Some other miscellany works were grouped into category four. Attackers not only want to infer privacy information, but also try to do it efficiently [39]. In order to save energy, Yadav et al. [21] proposed their low cost GSM-based localization method based on Cell Broadcast Messages and war-driving. To tackle the problem that the Maximum Likelihood estimator for received signal strength (RSS) based localization is nonconvex, Ouyang et al. [40] proposed an Semidefinite Programming (SDP) relaxation technique to solve this problem. Further, even some works have been proposed to improve the service quality instead of getting privacy information from user. Actually, using the integrated sensor in phone to monitor the road condition and traffic problem has been proposed by Mohan et al. [41]; however, their work focuses on detecting rough road condition and traffic jam. In [42], the author argued that the slight localization error may cause inconvenient result, so they proposed using accelerometer signatures to mark user’s location to place mobile phone in a right context. However, the accelerometer signatures were just used as side channel to give a more meaningful localization information for user when using GPS.

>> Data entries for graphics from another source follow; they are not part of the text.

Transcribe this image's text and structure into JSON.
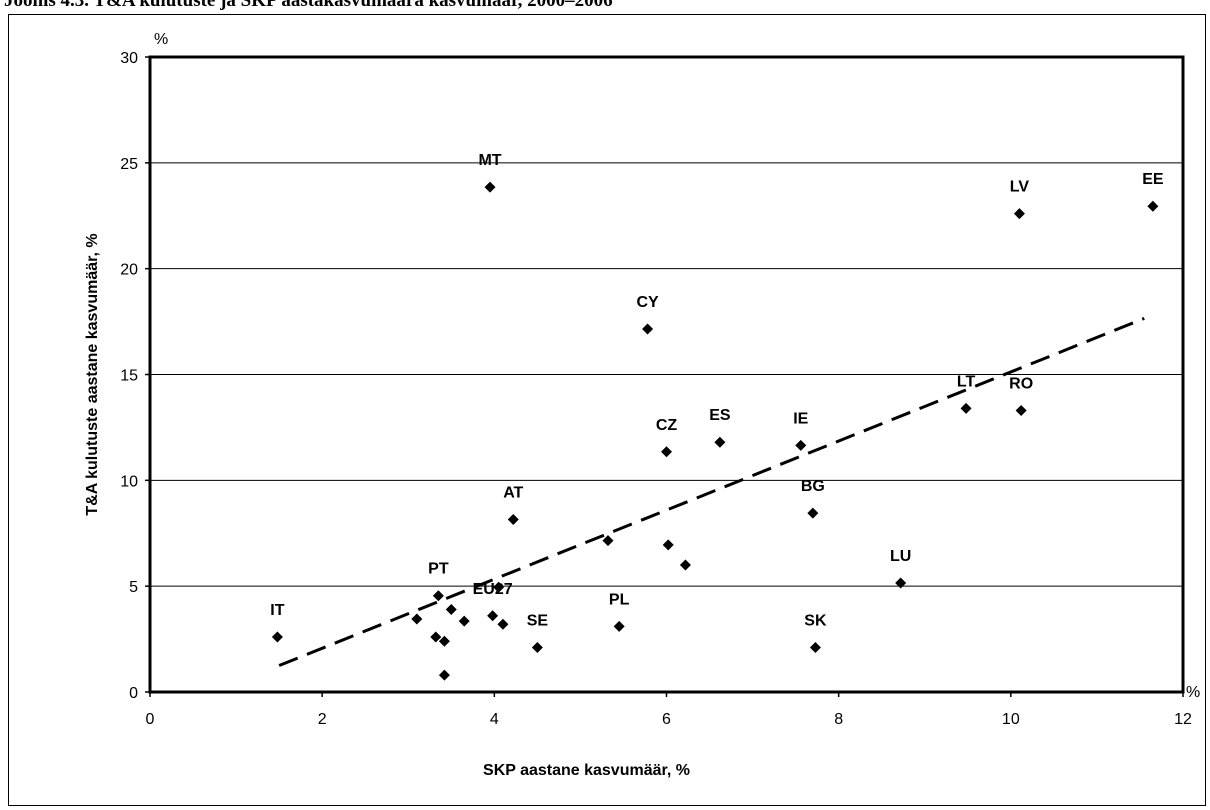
{
  "header_text": "Joonis 4.3. T&A kulutuste ja SKP aastakasvumäära kasvumäär, 2000–2006",
  "chart_data": {
    "type": "scatter",
    "xlabel": "SKP  aastane kasvumäär, %",
    "ylabel": "T&A kulutuste aastane kasvumäär, %",
    "x_unit": "%",
    "y_unit": "%",
    "xlim": [
      0,
      12
    ],
    "ylim": [
      0,
      30
    ],
    "x_ticks": [
      0,
      2,
      4,
      6,
      8,
      10,
      12
    ],
    "y_ticks": [
      0,
      5,
      10,
      15,
      20,
      25,
      30
    ],
    "grid": "horizontal",
    "points": [
      {
        "label": "MT",
        "x": 3.95,
        "y": 23.85
      },
      {
        "label": "LV",
        "x": 10.1,
        "y": 22.6
      },
      {
        "label": "EE",
        "x": 11.65,
        "y": 22.95
      },
      {
        "label": "CY",
        "x": 5.78,
        "y": 17.15
      },
      {
        "label": "LT",
        "x": 9.48,
        "y": 13.4
      },
      {
        "label": "RO",
        "x": 10.12,
        "y": 13.3
      },
      {
        "label": "ES",
        "x": 6.62,
        "y": 11.8
      },
      {
        "label": "IE",
        "x": 7.56,
        "y": 11.65
      },
      {
        "label": "CZ",
        "x": 6.0,
        "y": 11.35
      },
      {
        "label": "AT",
        "x": 4.22,
        "y": 8.15
      },
      {
        "label": "BG",
        "x": 7.7,
        "y": 8.45
      },
      {
        "label": "LU",
        "x": 8.72,
        "y": 5.15
      },
      {
        "label": "IT",
        "x": 1.48,
        "y": 2.6
      },
      {
        "label": "PT",
        "x": 3.35,
        "y": 4.55
      },
      {
        "label": "EU27",
        "x": 3.98,
        "y": 3.6
      },
      {
        "label": "SE",
        "x": 4.5,
        "y": 2.1
      },
      {
        "label": "PL",
        "x": 5.45,
        "y": 3.1
      },
      {
        "label": "SK",
        "x": 7.73,
        "y": 2.1
      },
      {
        "label": "",
        "x": 5.32,
        "y": 7.15
      },
      {
        "label": "",
        "x": 6.02,
        "y": 6.95
      },
      {
        "label": "",
        "x": 6.22,
        "y": 6.0
      },
      {
        "label": "",
        "x": 4.05,
        "y": 4.95
      },
      {
        "label": "",
        "x": 3.5,
        "y": 3.9
      },
      {
        "label": "",
        "x": 3.1,
        "y": 3.45
      },
      {
        "label": "",
        "x": 3.65,
        "y": 3.35
      },
      {
        "label": "",
        "x": 4.1,
        "y": 3.2
      },
      {
        "label": "",
        "x": 3.32,
        "y": 2.6
      },
      {
        "label": "",
        "x": 3.42,
        "y": 2.4
      },
      {
        "label": "",
        "x": 3.42,
        "y": 0.8
      }
    ],
    "trendline": {
      "style": "dashed",
      "x": [
        1.5,
        11.55
      ],
      "y": [
        1.25,
        17.65
      ]
    }
  }
}
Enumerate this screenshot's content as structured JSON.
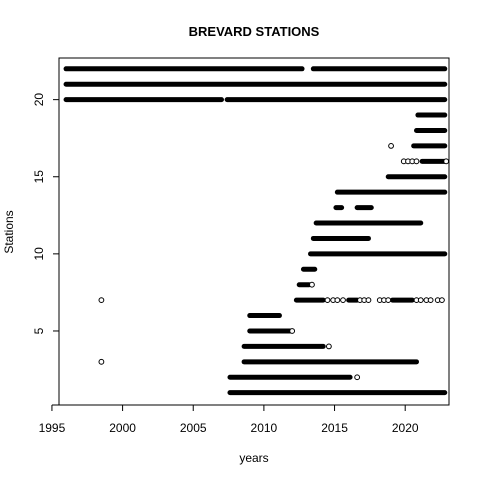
{
  "chart_data": {
    "type": "scatter",
    "title": "BREVARD STATIONS",
    "xlabel": "years",
    "ylabel": "Stations",
    "xlim": [
      1995.5,
      2023.1
    ],
    "ylim": [
      0.2,
      22.7
    ],
    "xticks": [
      1995,
      2000,
      2005,
      2010,
      2015,
      2020
    ],
    "yticks": [
      5,
      10,
      15,
      20
    ],
    "marker": "open-circle",
    "grid": false,
    "series": [
      {
        "station": 22,
        "segments": [
          [
            1996.0,
            2012.7
          ],
          [
            2013.5,
            2022.8
          ]
        ]
      },
      {
        "station": 21,
        "segments": [
          [
            1996.0,
            2022.8
          ]
        ]
      },
      {
        "station": 20,
        "segments": [
          [
            1996.0,
            2007.0
          ],
          [
            2007.4,
            2022.8
          ]
        ]
      },
      {
        "station": 19,
        "segments": [
          [
            2020.9,
            2022.8
          ]
        ]
      },
      {
        "station": 18,
        "segments": [
          [
            2020.8,
            2022.8
          ]
        ]
      },
      {
        "station": 17,
        "segments": [
          [
            2020.6,
            2022.8
          ]
        ],
        "points": [
          2019.0
        ]
      },
      {
        "station": 16,
        "segments": [
          [
            2021.2,
            2022.8
          ]
        ],
        "points": [
          2019.9,
          2020.2,
          2020.5,
          2020.8,
          2022.9
        ]
      },
      {
        "station": 15,
        "segments": [
          [
            2018.8,
            2022.8
          ]
        ]
      },
      {
        "station": 14,
        "segments": [
          [
            2015.2,
            2022.8
          ]
        ]
      },
      {
        "station": 13,
        "segments": [
          [
            2015.1,
            2015.5
          ],
          [
            2016.6,
            2017.6
          ]
        ]
      },
      {
        "station": 12,
        "segments": [
          [
            2013.7,
            2021.1
          ]
        ]
      },
      {
        "station": 11,
        "segments": [
          [
            2013.5,
            2017.4
          ]
        ]
      },
      {
        "station": 10,
        "segments": [
          [
            2013.3,
            2022.8
          ]
        ]
      },
      {
        "station": 9,
        "segments": [
          [
            2012.8,
            2013.6
          ]
        ]
      },
      {
        "station": 8,
        "segments": [
          [
            2012.5,
            2013.2
          ]
        ],
        "points": [
          2013.4
        ]
      },
      {
        "station": 7,
        "segments": [
          [
            2012.3,
            2014.2
          ],
          [
            2016.0,
            2016.6
          ],
          [
            2019.1,
            2020.5
          ]
        ],
        "points": [
          1998.5,
          2014.5,
          2014.9,
          2015.2,
          2015.6,
          2016.8,
          2017.1,
          2017.4,
          2018.2,
          2018.5,
          2018.8,
          2020.8,
          2021.1,
          2021.5,
          2021.8,
          2022.3,
          2022.6
        ]
      },
      {
        "station": 6,
        "segments": [
          [
            2009.0,
            2011.1
          ]
        ]
      },
      {
        "station": 5,
        "segments": [
          [
            2009.0,
            2011.9
          ]
        ],
        "points": [
          2012.0
        ]
      },
      {
        "station": 4,
        "segments": [
          [
            2008.6,
            2014.2
          ]
        ],
        "points": [
          2014.6
        ]
      },
      {
        "station": 3,
        "segments": [
          [
            2008.6,
            2020.8
          ]
        ],
        "points": [
          1998.5
        ]
      },
      {
        "station": 2,
        "segments": [
          [
            2007.6,
            2016.1
          ]
        ],
        "points": [
          2016.6
        ]
      },
      {
        "station": 1,
        "segments": [
          [
            2007.6,
            2022.8
          ]
        ]
      }
    ]
  }
}
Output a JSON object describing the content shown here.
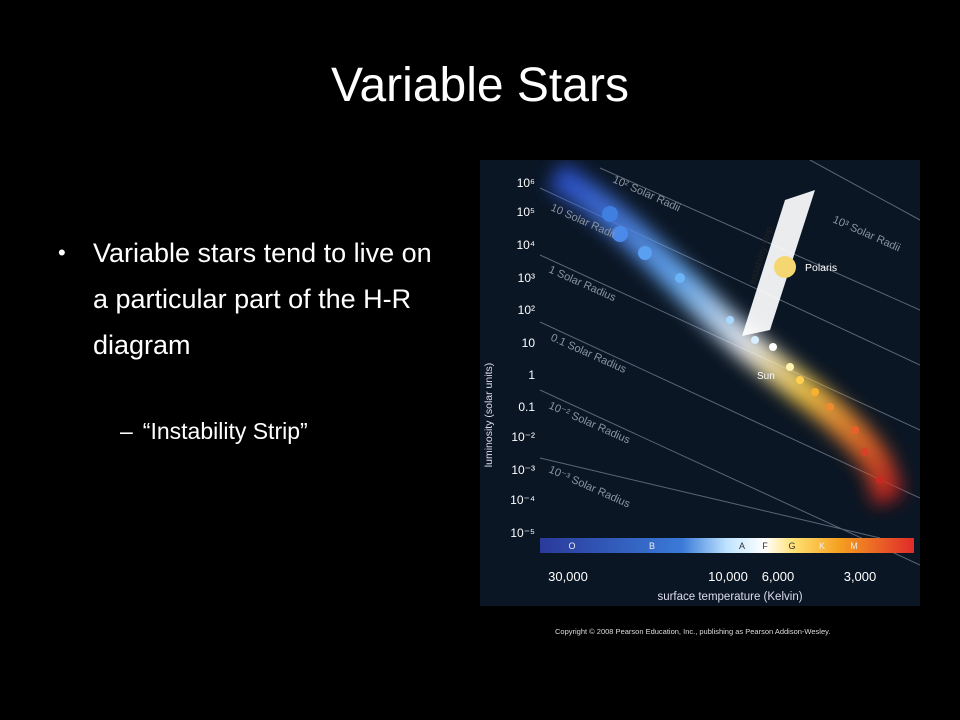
{
  "slide": {
    "title": "Variable Stars",
    "bullets": [
      {
        "text": "Variable stars tend to live on a particular part of the H-R diagram",
        "sub": [
          {
            "marker": "–",
            "text": "“Instability Strip”"
          }
        ]
      }
    ]
  },
  "diagram": {
    "y_axis_label": "luminosity (solar units)",
    "y_labels": [
      "10⁶",
      "10⁵",
      "10⁴",
      "10³",
      "10²",
      "10",
      "1",
      "0.1",
      "10⁻²",
      "10⁻³",
      "10⁻⁴",
      "10⁻⁵"
    ],
    "x_axis_label": "surface temperature (Kelvin)",
    "x_labels": [
      "30,000",
      "10,000",
      "6,000",
      "3,000"
    ],
    "spectral_classes": [
      "O",
      "B",
      "A",
      "F",
      "G",
      "K",
      "M"
    ],
    "radius_labels": [
      "10² Solar Radii",
      "10 Solar Radii",
      "10³ Solar Radii",
      "1 Solar Radius",
      "0.1 Solar Radius",
      "10⁻² Solar Radius",
      "10⁻³ Solar Radius"
    ],
    "strip_label": "instability strip",
    "polaris": "Polaris",
    "sun": "Sun",
    "copyright": "Copyright © 2008 Pearson Education, Inc., publishing as Pearson Addison-Wesley."
  }
}
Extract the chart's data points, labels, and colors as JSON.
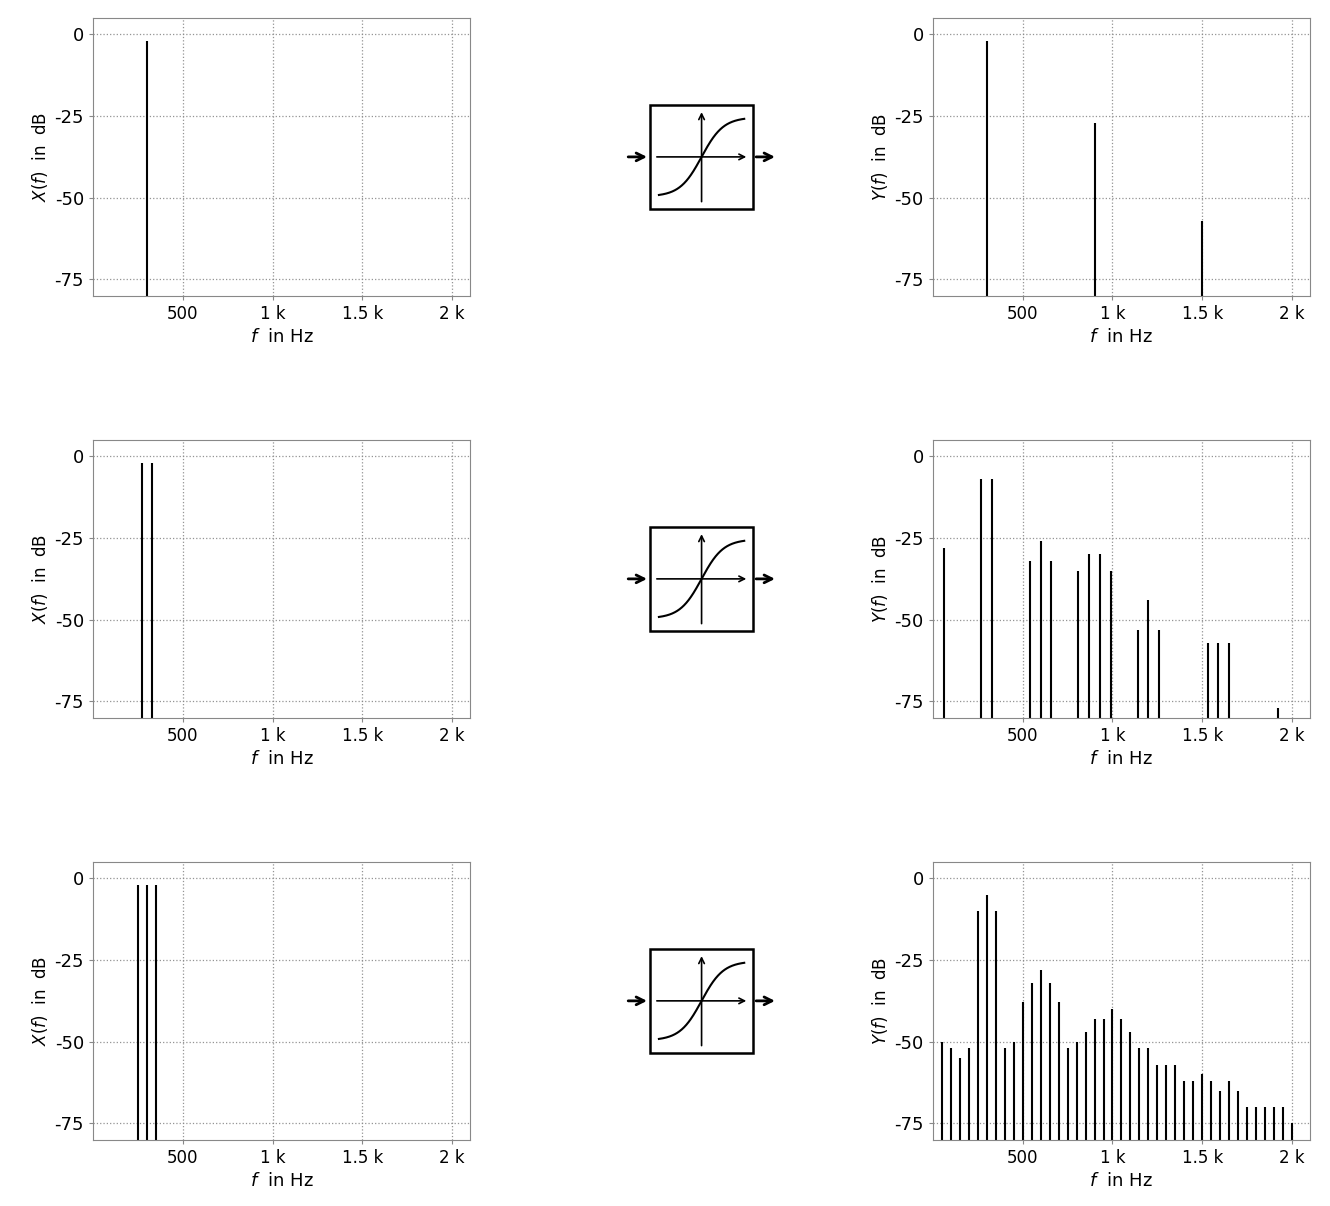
{
  "ylim_bottom": -80,
  "ylim_top": 5,
  "yticks": [
    0,
    -25,
    -50,
    -75
  ],
  "xlim_min": 0,
  "xlim_max": 2100,
  "xticks": [
    500,
    1000,
    1500,
    2000
  ],
  "xticklabels": [
    "500",
    "1 k",
    "1.5 k",
    "2 k"
  ],
  "rows": [
    {
      "input_lines": [
        {
          "f": 300,
          "dB": -2
        }
      ],
      "output_lines": [
        {
          "f": 300,
          "dB": -2
        },
        {
          "f": 900,
          "dB": -27
        },
        {
          "f": 1500,
          "dB": -57
        }
      ]
    },
    {
      "input_lines": [
        {
          "f": 270,
          "dB": -2
        },
        {
          "f": 330,
          "dB": -2
        }
      ],
      "output_lines": [
        {
          "f": 60,
          "dB": -28
        },
        {
          "f": 270,
          "dB": -7
        },
        {
          "f": 330,
          "dB": -7
        },
        {
          "f": 540,
          "dB": -32
        },
        {
          "f": 600,
          "dB": -26
        },
        {
          "f": 660,
          "dB": -32
        },
        {
          "f": 810,
          "dB": -35
        },
        {
          "f": 870,
          "dB": -30
        },
        {
          "f": 930,
          "dB": -30
        },
        {
          "f": 990,
          "dB": -35
        },
        {
          "f": 1140,
          "dB": -53
        },
        {
          "f": 1200,
          "dB": -44
        },
        {
          "f": 1260,
          "dB": -53
        },
        {
          "f": 1530,
          "dB": -57
        },
        {
          "f": 1590,
          "dB": -57
        },
        {
          "f": 1650,
          "dB": -57
        },
        {
          "f": 1920,
          "dB": -77
        }
      ]
    },
    {
      "input_lines": [
        {
          "f": 250,
          "dB": -2
        },
        {
          "f": 300,
          "dB": -2
        },
        {
          "f": 350,
          "dB": -2
        }
      ],
      "output_lines": [
        {
          "f": 50,
          "dB": -50
        },
        {
          "f": 100,
          "dB": -52
        },
        {
          "f": 150,
          "dB": -55
        },
        {
          "f": 200,
          "dB": -52
        },
        {
          "f": 250,
          "dB": -10
        },
        {
          "f": 300,
          "dB": -5
        },
        {
          "f": 350,
          "dB": -10
        },
        {
          "f": 400,
          "dB": -52
        },
        {
          "f": 450,
          "dB": -50
        },
        {
          "f": 500,
          "dB": -38
        },
        {
          "f": 550,
          "dB": -32
        },
        {
          "f": 600,
          "dB": -28
        },
        {
          "f": 650,
          "dB": -32
        },
        {
          "f": 700,
          "dB": -38
        },
        {
          "f": 750,
          "dB": -52
        },
        {
          "f": 800,
          "dB": -50
        },
        {
          "f": 850,
          "dB": -47
        },
        {
          "f": 900,
          "dB": -43
        },
        {
          "f": 950,
          "dB": -43
        },
        {
          "f": 1000,
          "dB": -40
        },
        {
          "f": 1050,
          "dB": -43
        },
        {
          "f": 1100,
          "dB": -47
        },
        {
          "f": 1150,
          "dB": -52
        },
        {
          "f": 1200,
          "dB": -52
        },
        {
          "f": 1250,
          "dB": -57
        },
        {
          "f": 1300,
          "dB": -57
        },
        {
          "f": 1350,
          "dB": -57
        },
        {
          "f": 1400,
          "dB": -62
        },
        {
          "f": 1450,
          "dB": -62
        },
        {
          "f": 1500,
          "dB": -60
        },
        {
          "f": 1550,
          "dB": -62
        },
        {
          "f": 1600,
          "dB": -65
        },
        {
          "f": 1650,
          "dB": -62
        },
        {
          "f": 1700,
          "dB": -65
        },
        {
          "f": 1750,
          "dB": -70
        },
        {
          "f": 1800,
          "dB": -70
        },
        {
          "f": 1850,
          "dB": -70
        },
        {
          "f": 1900,
          "dB": -70
        },
        {
          "f": 1950,
          "dB": -70
        },
        {
          "f": 2000,
          "dB": -75
        }
      ]
    }
  ]
}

As we can see, most of the aforementioned related works either have strong assumptions about their application scenarios or have limited inference ability.

9. Conclusion

User privacy is being threatened by the sensors embedded in mobile devices, as these sensors may release data without users’ awareness. In this paper, we show that a user’s location information can be inferred by utilizing the sensory data collected from embedded sensors in users’ mobile devices. We make use of the sensory data to construct fingerprints of routes and Dynamic Time Warping is employed to perform route inference. We address three issues including route identification, localization in a specific route, and localization in a bounded area. Real experiments were performed to evaluate our work. The extensive experiment results show that we can effectively identify routes and localize a user in a real time manner unconsciously.

Conflicts of Interest

There are no conflicts of interest regarding the publication of this paper.


This work is partly supported by the NSF under Grant no. CNS-1252292 and the National Natural Science Foundation of China under Grants nos. 61502116 and 61370084.